Paul Anka si era esibito in coppia con Roby Ferrante, arrangiamento musicale nientepopodimeno che  di Ennio Morricone.

Non appena partivano dal mangiadischi le prime note, mio cugino, che conosceva il testo a memoria, iniziava a cantare:

 “Ogni volta, ogni volta che torno,

non vorrei, non vorrei più partir.

Pagherei tutto l’oro del mondo

se potessi restarmene qui.

Ho negli occhi il color del tuo mare,

ho nel cuore l’azzurro del ciel,

ogni volta che devo partire

io mi porto il ricordo di te.

La mia casa è laggiù

ma il mio sole sta qui,

tu sei il sole per me, e non vorrei un di

lo sai, lasciarti mai perché,

ogni volta che devo lasciarti

sento tanta tristezza nel cuor,

e mi resta soltanto la gioia

di pensare che un dì tornerò.

Ma non faceva in tempo a terminare le prime strofe che scoppiava a piangere reclamando la presenza di suo padre, mio zio Riccardo, il famoso “Bestione”, centravanti del Cagliari in serie B negli anni 60.

“Voglio palino” era ormai il karma di tutti i dopo cena e non ho mai capito (anche se ora qualche sospetto ce l’ho) perché a differenza di tutti gli altri bambini di quell’età (essendo del 1959, aveva 5 anni, uno in più di me) invocava il papà e non la  mamma.

Comunque, causa questa “saudade paterna” finiva sempre che non faceva il bagno, cosicché il lettino dove dormiva, quelli di una volta tipo ring per il pugilato, era un upgrade non previsto dalla pensione, in quanto aveva a disposizione una spiaggetta privata tutta per lui direttamente in camera.

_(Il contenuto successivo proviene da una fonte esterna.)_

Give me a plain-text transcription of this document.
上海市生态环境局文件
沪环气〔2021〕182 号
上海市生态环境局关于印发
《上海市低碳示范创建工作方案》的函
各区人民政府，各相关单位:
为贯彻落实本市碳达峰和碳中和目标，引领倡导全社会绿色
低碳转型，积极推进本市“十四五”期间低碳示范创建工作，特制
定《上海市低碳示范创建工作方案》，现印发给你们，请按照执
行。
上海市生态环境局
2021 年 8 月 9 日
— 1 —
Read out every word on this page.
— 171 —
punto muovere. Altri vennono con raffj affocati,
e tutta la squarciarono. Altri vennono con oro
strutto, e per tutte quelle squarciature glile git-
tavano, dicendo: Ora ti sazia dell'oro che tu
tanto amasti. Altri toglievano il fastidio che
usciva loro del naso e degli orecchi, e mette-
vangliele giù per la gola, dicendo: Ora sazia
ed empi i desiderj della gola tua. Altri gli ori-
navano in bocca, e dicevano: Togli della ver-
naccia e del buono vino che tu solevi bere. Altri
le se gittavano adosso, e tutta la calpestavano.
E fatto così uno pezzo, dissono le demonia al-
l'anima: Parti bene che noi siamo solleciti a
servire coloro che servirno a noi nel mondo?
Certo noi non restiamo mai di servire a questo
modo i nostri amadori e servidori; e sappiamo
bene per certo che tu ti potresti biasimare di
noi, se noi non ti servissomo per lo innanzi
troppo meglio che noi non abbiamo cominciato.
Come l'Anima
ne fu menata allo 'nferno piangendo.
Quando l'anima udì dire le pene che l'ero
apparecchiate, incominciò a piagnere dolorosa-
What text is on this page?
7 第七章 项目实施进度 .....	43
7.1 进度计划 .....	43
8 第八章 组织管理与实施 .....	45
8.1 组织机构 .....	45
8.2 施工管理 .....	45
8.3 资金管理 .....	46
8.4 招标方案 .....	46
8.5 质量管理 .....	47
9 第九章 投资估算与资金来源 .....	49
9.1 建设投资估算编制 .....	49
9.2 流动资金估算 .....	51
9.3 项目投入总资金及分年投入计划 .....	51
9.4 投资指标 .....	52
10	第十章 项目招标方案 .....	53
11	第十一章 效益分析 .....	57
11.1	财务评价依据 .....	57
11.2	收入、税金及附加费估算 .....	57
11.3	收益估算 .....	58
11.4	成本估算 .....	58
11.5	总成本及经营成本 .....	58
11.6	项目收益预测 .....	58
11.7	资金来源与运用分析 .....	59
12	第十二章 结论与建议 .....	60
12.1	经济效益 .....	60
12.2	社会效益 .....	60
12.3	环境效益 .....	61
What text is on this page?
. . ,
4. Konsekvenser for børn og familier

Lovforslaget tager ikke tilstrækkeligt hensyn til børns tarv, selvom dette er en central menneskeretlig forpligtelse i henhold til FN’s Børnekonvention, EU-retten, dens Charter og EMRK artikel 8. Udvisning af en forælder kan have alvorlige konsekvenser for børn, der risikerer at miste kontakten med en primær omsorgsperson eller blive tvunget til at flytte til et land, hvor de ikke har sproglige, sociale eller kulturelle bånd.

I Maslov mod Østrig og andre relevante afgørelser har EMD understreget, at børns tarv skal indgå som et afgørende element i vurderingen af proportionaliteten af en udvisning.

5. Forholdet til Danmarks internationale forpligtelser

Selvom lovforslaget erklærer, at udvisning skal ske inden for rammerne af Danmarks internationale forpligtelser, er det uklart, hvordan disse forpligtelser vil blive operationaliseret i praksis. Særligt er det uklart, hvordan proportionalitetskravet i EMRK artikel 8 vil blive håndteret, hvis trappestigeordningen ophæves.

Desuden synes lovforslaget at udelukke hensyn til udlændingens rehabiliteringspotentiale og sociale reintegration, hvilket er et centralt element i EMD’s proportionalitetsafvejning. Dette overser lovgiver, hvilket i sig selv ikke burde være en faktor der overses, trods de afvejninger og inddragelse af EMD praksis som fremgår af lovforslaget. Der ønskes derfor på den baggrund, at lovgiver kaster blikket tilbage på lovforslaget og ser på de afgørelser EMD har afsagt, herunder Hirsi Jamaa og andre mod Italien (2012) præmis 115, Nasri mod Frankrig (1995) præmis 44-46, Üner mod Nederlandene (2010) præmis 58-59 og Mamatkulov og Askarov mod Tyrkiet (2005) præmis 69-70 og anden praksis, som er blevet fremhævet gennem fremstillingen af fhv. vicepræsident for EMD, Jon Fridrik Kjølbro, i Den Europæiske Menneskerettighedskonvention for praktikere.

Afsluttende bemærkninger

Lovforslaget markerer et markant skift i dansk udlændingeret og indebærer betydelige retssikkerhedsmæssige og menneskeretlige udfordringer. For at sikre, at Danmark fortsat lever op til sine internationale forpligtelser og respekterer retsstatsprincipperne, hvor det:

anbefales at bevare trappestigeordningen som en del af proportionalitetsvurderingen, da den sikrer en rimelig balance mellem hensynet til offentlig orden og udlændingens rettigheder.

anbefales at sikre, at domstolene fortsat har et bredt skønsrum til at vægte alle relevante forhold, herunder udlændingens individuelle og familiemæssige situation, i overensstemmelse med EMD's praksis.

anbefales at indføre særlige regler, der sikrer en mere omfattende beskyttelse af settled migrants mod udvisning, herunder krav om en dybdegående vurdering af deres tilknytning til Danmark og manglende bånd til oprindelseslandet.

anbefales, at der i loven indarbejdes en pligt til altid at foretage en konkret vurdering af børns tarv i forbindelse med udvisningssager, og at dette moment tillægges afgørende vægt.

Tanta era la sabbia accumulata fra le lenzuola che avrebbe potuto giocare con la paletta e il secchiello anche di notte.

Questa tiritera si ripeteva quasi tutte le sere finché, per sfinimento suo e nostro, non cadeva fra le braccia di Morfeo.

Fu una vacanza memorabile, e siccome il tormentone “Stessa spiaggia stesso mare” successo di Mina e Piero Focaccia del 1963, condizionò per molti anni l’italiano medio in vacanza, mia madre pensò bene di ripetere l’esperimento anche l’anno successivo, sia pure cambiando equipaggio.

ll parentado fu sostituito dalla moglie di un collega capocantoniere di mio padre, tale Piero Tibaldi, abitante al rione Lastrico, con relativa prole.

Fu peggio dell’anno precedente tanto che dal 1966 al 1975 cambiammo completamente location trascorrendo le vacanze estive in quel di Cervinia, prima all’hotel Punta Maquignaz e poi all’hotel Europa.

Ripresi la frequentazione col mare solamente quando, previo un paio di corsi al Nuoto Club di Alessandria, acquistai una tale autostima da poter sfidare in acque libere anche  il mitico Marcello Guarducci.

Al resto contribuirono le prime tempeste ormonali che risvegliarono in me, al prezzo di dolorose scottature, l’interesse definitivo per l’altra metà del cielo.